『そうそう。鮎を初めて釣った時はどうだったの』
少しの沈黙の後に話を戻すように、僕は言った。
『そうだね。釣ったと言ったら怒られるかな? 友釣りででしょ?
あれは親父に竿を持っていろと言われた時だったね。』
『良くは覚えていないんだけど、オトリを移していたのか、何か後ろでゴソゴソやっていたよ。でも、随分と長いと感じたんだ。それは覚えている。』
オトリとは鮎釣りに使う大事なモノ。いや、モノでは無いか。
鮎釣りとは大きく分けて4種類の方法があると思う。
渓太が話していた、えさで釣る方法。
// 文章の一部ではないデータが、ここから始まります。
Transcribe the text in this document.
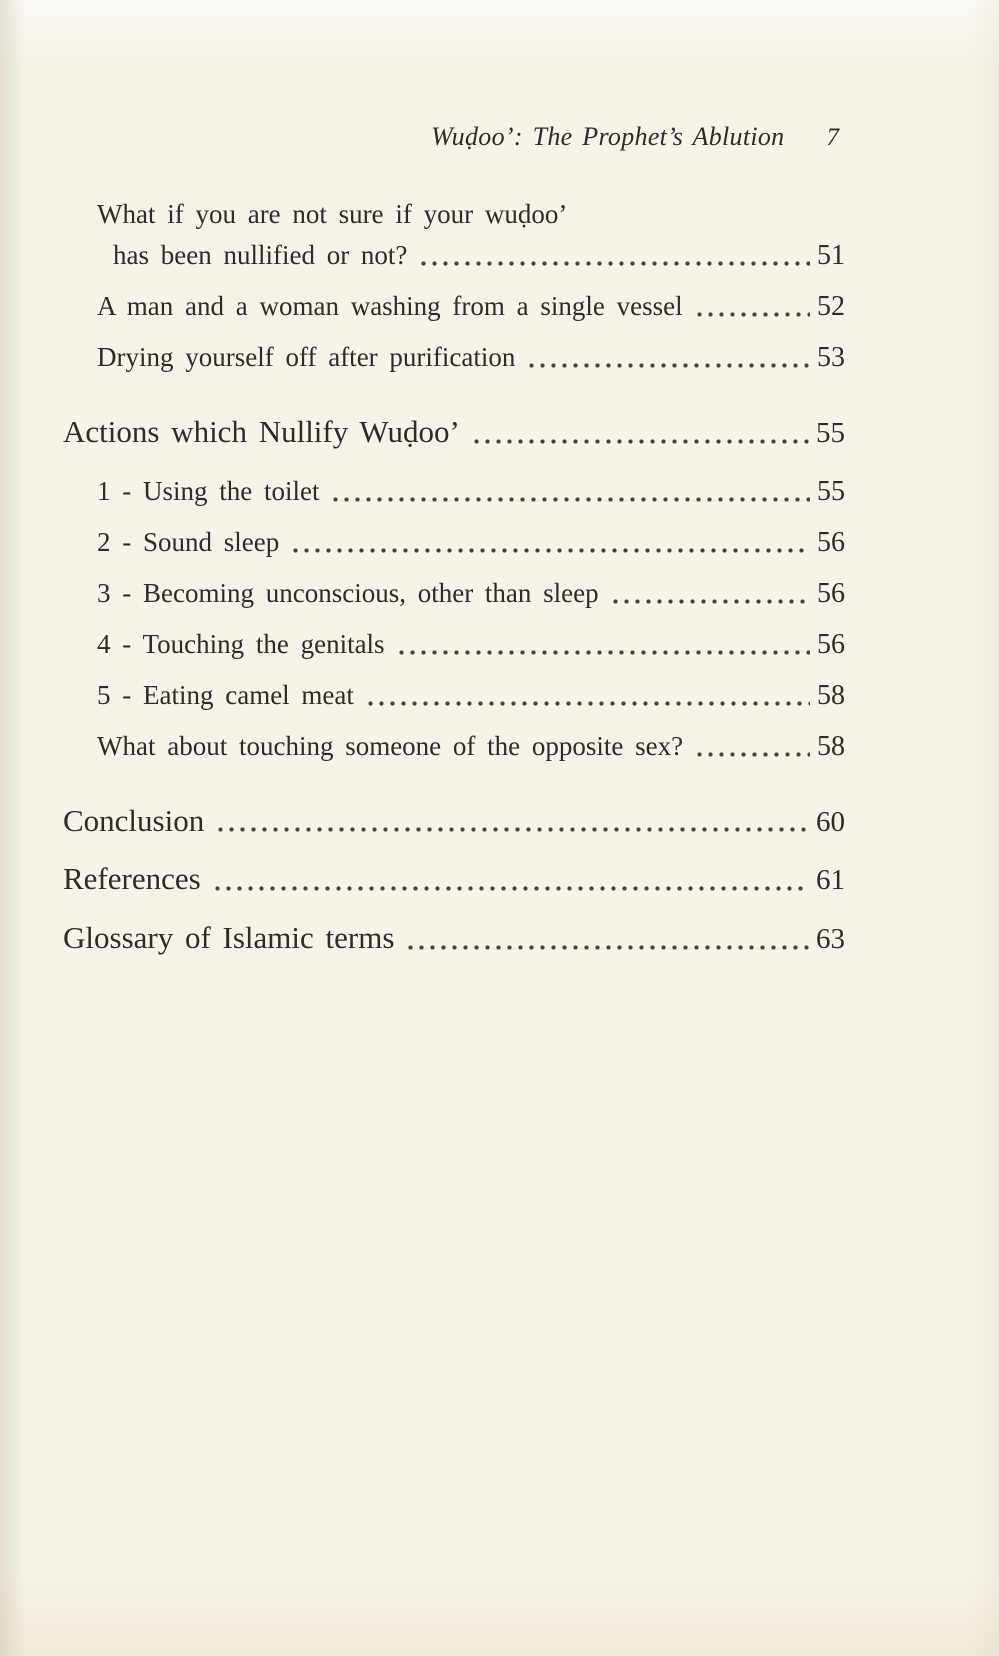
Wuḍoo’: The Prophet’s Ablution 7
What if you are not sure if your wuḍoo’
has been nullified or not?	51
A man and a woman washing from a single vessel	52
Drying yourself off after purification	53
Actions which Nullify Wuḍoo’	55
1 - Using the toilet	55
2 - Sound sleep	56
3 - Becoming unconscious, other than sleep	56
4 - Touching the genitals	56
5 - Eating camel meat	58
What about touching someone of the opposite sex?	58
Conclusion	60
References	61
Glossary of Islamic terms	63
他にも渓流で使うような
4~5メートル位の竿で釣る方法もある。
えさ釣りはやって良い川と時期があるので注意が必要だ。
もしかしたら、渓太がやっていたのも、鮎を釣るのには、
禁止された川や時期だったのかも知れない。
しかし、子供だから許されたのか、やって良かったのかは今では調べる事も出来ない。
他には、えさの替わりに毛ばりで釣るドブ釣りもある。
友釣りしかやらない僕は、小田原の早川という川で、すぐ近くでドブ釣りをやっているお爺さんを見たときに、あまりにも釣れるのでびっくりした経験がある。
おそらく、100~200匹が釣っていたであろう。
あとは、コロガシという、簡単に言えばハリを沢山つけて、
川の中をひっぱり廻し、引っ掛けてしまうという荒っぽい釣りだ。
僕は最初に、お客さんに誘われてこの釣り方から鮎を始めた。
しかし、彼に言わせるとこれは釣りでは無いと言う。
いつもコロガシの話題になると嫌な顔をするので、きっと何か訳が
あるんだろうと思う。
僕も今に思えば、ふとした事から友釣りを始めてからは、もうコロガシを
したいとは思わない。それだけ友釣りというのは、奥が深く楽しいのだ。
そう、この友釣りの友というのが、オトリなのだ。
では、オトリとはつまり鮎そのものなのです。
鮎で鮎を釣る。すなわち友釣り。
なんだかおかしな話ですが、鮎の習性を利用した、唯一の釣りなのだ。
だからこそ難しく、沢山の人が嵌るのであろうと思っている。